Catastrophic Tire Wear Created One of NASCAR's Best Races in Years

Road & Track
 
Catastrophic Tire Wear Created One of NASCAR's Best Races in Years

NASCAR has a short-track problem. The tight and confined layouts that historically put on the category's best racing have struggled since the series switched to the Next Gen car in 2022, and major aerodynamic revisions introduced at Phoenix last week did little to help the cause. That meant excitement was unusually low for Sunday's race at the beloved Bristol Motor Speedway. The excitement came back instantly when serious and fortuitous tire problems emerged mid-race.

Officially, Goodyear is not exactly sure what happened. The response from the brand's director of racing during the race on Sunday suggested that the biggest factor was the track not taking rubber, leaving the racing line relatively green while the outside of corners filled with mountains of shed tire marbles. Goodyear says it brought the same left-side and right-side tire compounds to the track, so the only other obvious variables were track conditions and a different kind of adhesive compound applied to the track's inside groove by NASCAR. That impacted only one of the track's racing lanes, but the middle and outside grooves also did not rubber up the way they had in past races. There is also the possibility of an unknown change in the tires themselves, like a different construction technique or supplier tolerance that may have made the same compound of tire react differently.

Goodyear did not immediately respond to Road & Track's request for comment.

Whatever happened, teams were caught off guard and did not set up their cars for the possibility of extreme tire wear. That meant drivers regularly wore through the entire life of a set of tires during a green flag run, well before any fuel stop was necessary. It also meant that tires were going flat regularly under green.

Those are major, legitimate concerns. Teams are right to be frustrated by a race so different from what they planned to see and drivers like Kyle Larson have a good reason to be uncomfortable with a race that had so many sudden blown tires.

“I’ve never ran a race like that,” Larson said, Autoweek reports. “I hope I never have to run a race like that again. To have to run a race like that every week would not be good, and it’s honestly probably a black eye to Goodyear just with all the rubber that couldn’t get laid down and just wearing through tires and all that.”

From the spectator perspective, though, the racing proved that dramatic tire wear makes for an exceptionally entertaining on-track product. With further refinement for safety and a little more durability, a package built around this sort of tire degradation could produce better, more fun-to-watch racing every week.

The race produced a headlining 54 lead changes, the most ever for a NASCAR short track. As exciting as that was, the real highlight was how those fights for position actually went down. This was nothing like the sort of drafting battles we see at Daytona, Talladega, and the new Atlanta that produced a three-wide finish earlier this month; these were battles between drivers at completely different levels of control, ones that required so much skill that it was obvious to viewers from outside the car. Cars are going very different speeds at different times as they figure out how to manage these kinds of tires, and those differentials make for more visually exciting racing. Add in the slides and lifts a driver needs to stay on the racing line at the end of the life of these tires and you are left with a real thrill.

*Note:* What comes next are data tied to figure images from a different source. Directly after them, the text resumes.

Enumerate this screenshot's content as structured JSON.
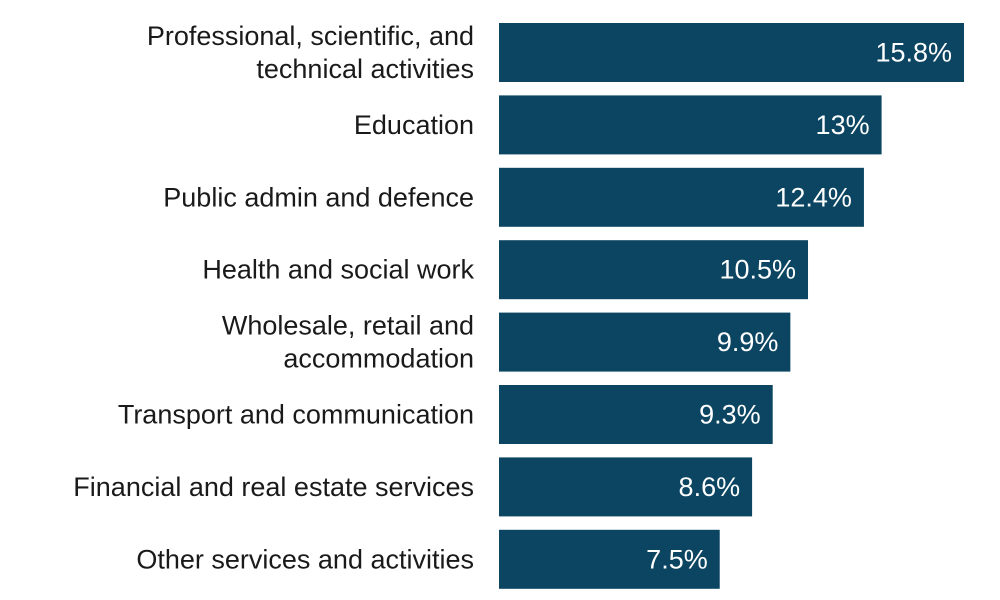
{
  "chart_data": {
    "type": "bar",
    "orientation": "horizontal",
    "categories": [
      "Professional, scientific, and technical activities",
      "Education",
      "Public admin and defence",
      "Health and social work",
      "Wholesale, retail and accommodation",
      "Transport and communication",
      "Financial and real estate services",
      "Other services and activities"
    ],
    "category_lines": [
      [
        "Professional, scientific, and",
        "technical activities"
      ],
      [
        "Education"
      ],
      [
        "Public admin and defence"
      ],
      [
        "Health and social work"
      ],
      [
        "Wholesale, retail and",
        "accommodation"
      ],
      [
        "Transport and communication"
      ],
      [
        "Financial and real estate services"
      ],
      [
        "Other services and activities"
      ]
    ],
    "values": [
      15.8,
      13,
      12.4,
      10.5,
      9.9,
      9.3,
      8.6,
      7.5
    ],
    "value_labels": [
      "15.8%",
      "13%",
      "12.4%",
      "10.5%",
      "9.9%",
      "9.3%",
      "8.6%",
      "7.5%"
    ],
    "xlim": [
      0,
      16
    ],
    "grid": false,
    "legend": "none",
    "bar_color": "#0b4562",
    "label_color": "#ffffff"
  }
}
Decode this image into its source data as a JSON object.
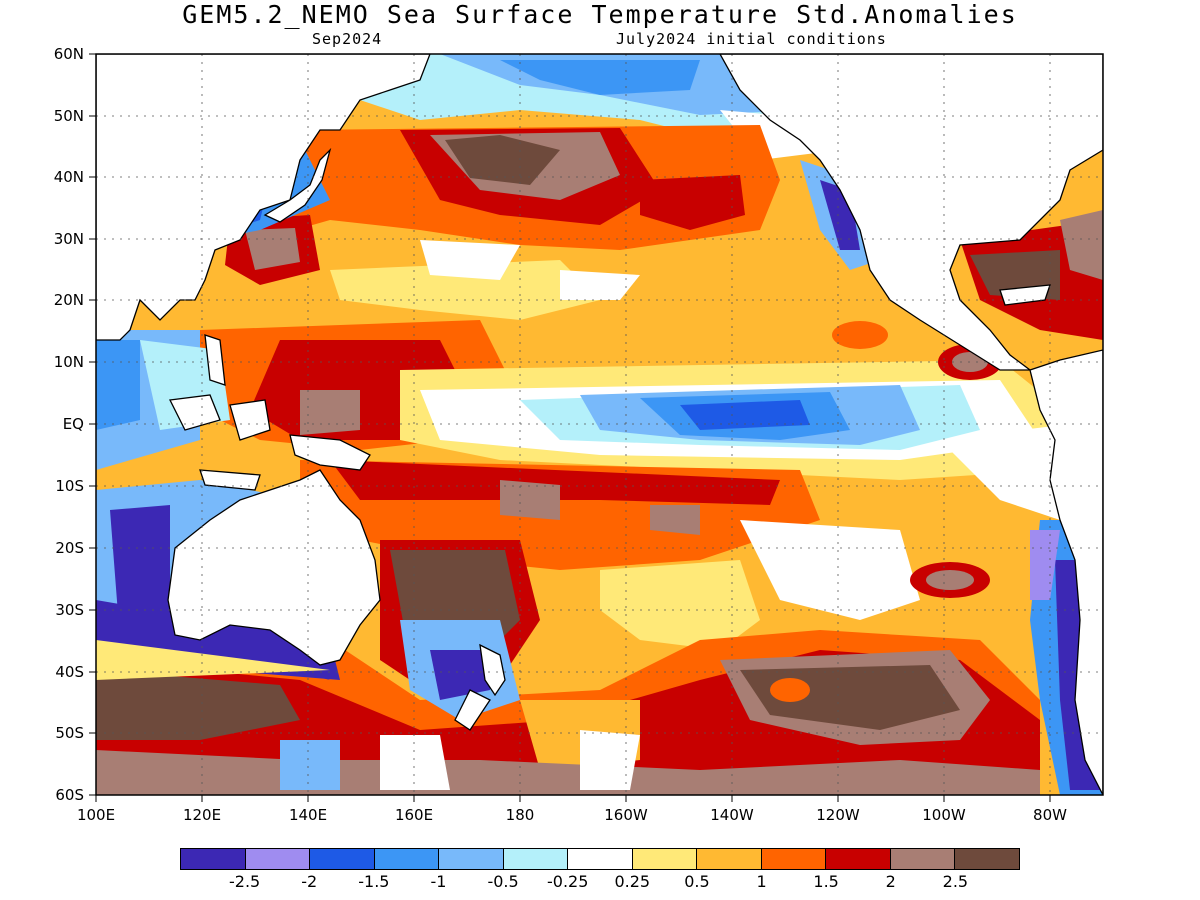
{
  "title": "GEM5.2_NEMO Sea Surface Temperature Std.Anomalies",
  "subtitle_left": "Sep2024",
  "subtitle_right": "July2024 initial conditions",
  "map": {
    "region": "Pacific Ocean",
    "lat_range": [
      -60,
      60
    ],
    "lon_range_east": [
      100,
      290
    ],
    "lat_ticks": [
      "60N",
      "50N",
      "40N",
      "30N",
      "20N",
      "10N",
      "EQ",
      "10S",
      "20S",
      "30S",
      "40S",
      "50S",
      "60S"
    ],
    "lon_ticks": [
      "100E",
      "120E",
      "140E",
      "160E",
      "180",
      "160W",
      "140W",
      "120W",
      "100W",
      "80W"
    ],
    "grid": true,
    "notable_features": {
      "equatorial_cold_tongue": "negative anomalies (-0.5 to -1.5) along equator 170W–100W",
      "north_pacific": "strong positive anomalies (1.5 to >2.5) 30N–45N",
      "south_pacific": "strong positive anomalies (>2.5) 40S–55S",
      "australia_west_coast": "strong negative anomalies (< -2.5)",
      "south_america_west_coast": "strong negative anomalies (< -2.5)"
    }
  },
  "legend": {
    "colors": [
      "#3c28b4",
      "#9f8cf0",
      "#1e5ae6",
      "#3c96f5",
      "#78b9fa",
      "#b4f0fa",
      "#ffffff",
      "#ffe978",
      "#ffb932",
      "#ff6400",
      "#c80000",
      "#a87e74",
      "#6e4a3c"
    ],
    "labels": [
      "-2.5",
      "-2",
      "-1.5",
      "-1",
      "-0.5",
      "-0.25",
      "0.25",
      "0.5",
      "1",
      "1.5",
      "2",
      "2.5"
    ]
  }
}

Unfortunately, this cannot be implemented everywhere overnight. NASCAR and Goodyear first have to actually figure out what happened here, landing on what specific combination of rubber, heat, surface material, and surface finish led to an event like this. Then, they'd need to test out ways to safely replicate it on other tracks. Only then could Goodyear actually start building the thousand-plus tires necessary to hold a race weekend designed around this kind of racing.

Getting that right means ensuring that this kind of tire wear can happen without so many sudden tire blowouts. Other than that, more wear does not necessarily mean more crashes. As challenging as Sunday's race was, drivers were able to finish two full stints under green without a single caution. That is the product NASCAR needs, one that is a visible challenge for everyone but not necessarily any more dangerous than what the series races right now.

That should be the immediate goal of everyone involved in the series. The sooner that process begins, the sooner we can have more races like this. As experienced NASCAR reporter Matt Weaver said Monday, this race was a happy accident. Now is the time to act intentionally and make sure that more events like it happen on purpose.